Gonzalo Celio picks and packs strawberries between rain showers

GILROY
– In his 32 years of farming in the South Valley, only a few
times has Kip Brundage seen the weather wreak havoc on his hay
crops like it has this year.
GILROY – In his 32 years of farming in the South Valley, only a few times has Kip Brundage seen the weather wreak havoc on his hay crops like it has this year.

“I saw this in 1977 when it rained through the entire month of May,” said Brundage, the president of the South Santa Clara County Farm Bureau and owner of G&K Farms in Gilroy. “Five years ago it rained all the way until June.”

While farmers expect and hope for a nearly dry and warm April and May, last month more than 2.5 inches of rain fell in Gilroy and sporadic rains have continued into this month, causing all kinds of problems for fruit and vegetable growers all across the area.

“This is a disaster,” Brundage said. “We’re not like the Midwest and flooded, but at one point you might as well be. It’s not just hurting us a little, it’s hurting us a lot.”

Brundage said his hay fields need seven days of dry, warm weather to be harvested, but with rain falling almost every other day, the hay has started laying down as the heads become too saturated and heavy.

“The quality of the crops is decreasing, and any continuing of this weather would ruin them,” he said.

When asked if there was anything a farmer could do to alleviate the problem, the answer was simple.

“No.”

While Brundage can’t harvest his crop and slowly watches the quality of his product plummet, other farmers are seeing problems of their own. Lettuce growing in the fields has become moldy; wheat growers are losing as much as half of their crop; the sod business is down 40 percent, and farmers are unable to harvest grass; and stone fruits, like apricots or cherries, have suffered from a mild winter that made trees bloom sporadically and didn’t give the fruit time to set.

Strawberry farmers, like Tim Chiala, may be suffering the worst out of everyone, reporting their lowest yields in years.

“Instead of picking 200 to 300 boxes per day, were doing 100 boxes two or three times a week,” said Chiala, who has 17-acres of his George Chiala Farms in Morgan Hill used for growing strawberries and also grows garlic, corn and bell peppers. “There’s not much you can do, you can’t cultivate, you can’t spray for insects.”

Not only are the yields low, but the strawberries get marked up from the rain and can mold if there is too much water.
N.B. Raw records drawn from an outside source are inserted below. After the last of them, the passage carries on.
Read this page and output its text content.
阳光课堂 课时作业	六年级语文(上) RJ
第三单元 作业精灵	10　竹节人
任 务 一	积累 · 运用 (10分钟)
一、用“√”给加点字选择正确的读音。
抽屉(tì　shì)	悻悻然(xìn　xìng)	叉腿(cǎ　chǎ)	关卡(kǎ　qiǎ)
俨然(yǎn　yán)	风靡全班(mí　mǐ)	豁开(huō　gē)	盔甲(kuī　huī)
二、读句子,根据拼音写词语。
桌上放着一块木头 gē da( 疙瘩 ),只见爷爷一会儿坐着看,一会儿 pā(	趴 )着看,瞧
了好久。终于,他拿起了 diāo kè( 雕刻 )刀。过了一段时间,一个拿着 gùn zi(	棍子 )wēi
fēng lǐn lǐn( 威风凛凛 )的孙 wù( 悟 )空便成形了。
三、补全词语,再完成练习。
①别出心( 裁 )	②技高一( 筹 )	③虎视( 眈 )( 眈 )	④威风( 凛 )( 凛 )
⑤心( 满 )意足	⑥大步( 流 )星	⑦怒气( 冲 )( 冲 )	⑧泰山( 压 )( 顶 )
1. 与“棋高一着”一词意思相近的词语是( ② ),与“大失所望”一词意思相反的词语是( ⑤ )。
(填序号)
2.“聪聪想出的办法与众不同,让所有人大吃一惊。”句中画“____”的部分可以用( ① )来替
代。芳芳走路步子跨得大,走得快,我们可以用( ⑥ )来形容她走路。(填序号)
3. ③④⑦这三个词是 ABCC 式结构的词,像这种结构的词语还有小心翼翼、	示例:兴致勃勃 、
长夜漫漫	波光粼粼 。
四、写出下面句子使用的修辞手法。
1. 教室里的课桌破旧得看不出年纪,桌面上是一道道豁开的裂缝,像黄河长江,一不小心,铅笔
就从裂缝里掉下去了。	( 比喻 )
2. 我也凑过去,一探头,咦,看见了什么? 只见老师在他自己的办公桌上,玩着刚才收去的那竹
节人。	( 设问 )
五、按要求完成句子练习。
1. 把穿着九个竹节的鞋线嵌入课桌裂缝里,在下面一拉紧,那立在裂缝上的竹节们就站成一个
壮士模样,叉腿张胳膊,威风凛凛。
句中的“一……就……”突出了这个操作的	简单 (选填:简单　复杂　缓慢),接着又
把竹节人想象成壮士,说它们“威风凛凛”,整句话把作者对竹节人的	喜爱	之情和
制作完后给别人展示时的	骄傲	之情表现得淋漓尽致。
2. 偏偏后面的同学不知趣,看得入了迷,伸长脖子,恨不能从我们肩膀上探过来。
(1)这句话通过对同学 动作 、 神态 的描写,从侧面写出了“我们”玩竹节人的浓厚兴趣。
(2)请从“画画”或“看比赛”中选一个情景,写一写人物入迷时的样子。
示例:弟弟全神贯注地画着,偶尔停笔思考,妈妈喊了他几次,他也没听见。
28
Chiala said he invests $5,000 to $10,000 per acre on strawberries, but will probably be coming up negative on his return.

“It’s not up to you,” he said. “You just hope it gets sunny, and you hope some wind picks up to dry it out after it rains.”

Brundage and several other area farmers continue to wait by their fax machines or make phone calls each morning to get a weather report from meteorologists like Terry Snow, who works out of San Miguel.

Unfortunately, those weather reports haven’t been good news for the last few months and isn’t going to get better in the new future. According to Snow, the rains, although dropping in intensity, could go on for another month or more.

“There’s a blocking high pressure center over British Columbia that is splitting the jet stream in half,” Snow explained. “It should be focused over Oregon and Washington, but instead it is going over you guys. … And it will probably last all the way into mid-June.”

The below-average temperatures also have affected Don Hordness’ mushrooms. Although he grows them indoors at Del Fresh Mushrooms in Morgan Hill, Hordness said that he uses heating or air conditioning as a way to control humidity, usually cooling 70-degree air at this time of year to a better growing temperature of 63 degrees. But with temperatures in the low 60s, Hordness can’t use air conditioning to suck the water out of the air, which can lead to bacteria growing on the mushrooms.

“It’s harder for us to dry out our product,” Hordness said. “There are natural bacterias in the air. When the conditions are right, they grow much faster and that becomes a problem.”

The weather also has affected summer crops. Brundage said he heard that one farmer had 7 million corn transplants that he wasn’t able to get into the ground because of the conditions.

“These guys need to be harvesting by the beginning of July, but they missed it,” Brundage said. “It’s like the flower growers missing Mother’s Day, or the department stores missing Christmas. Our crops are popular at certain times.”

While that doesn’t necessarily mean that people in the South Valley won’t be able to have corn on the cob for their Fourth of July barbecues, it does mean there’s a better chance that it, and other fruits and vegetables, won’t be home-grown.

“What it means for the consumer is they just import it out of Mexico,” Brundage said. “They still get the product, but they don’t get the quality.

“It has helped with not needing to do irrigation, but we need the water in a timely manner. If we could see a light at the end of the tunnel, it wouldn’t be so bad,” Brundage said. “But we don’t see any light.”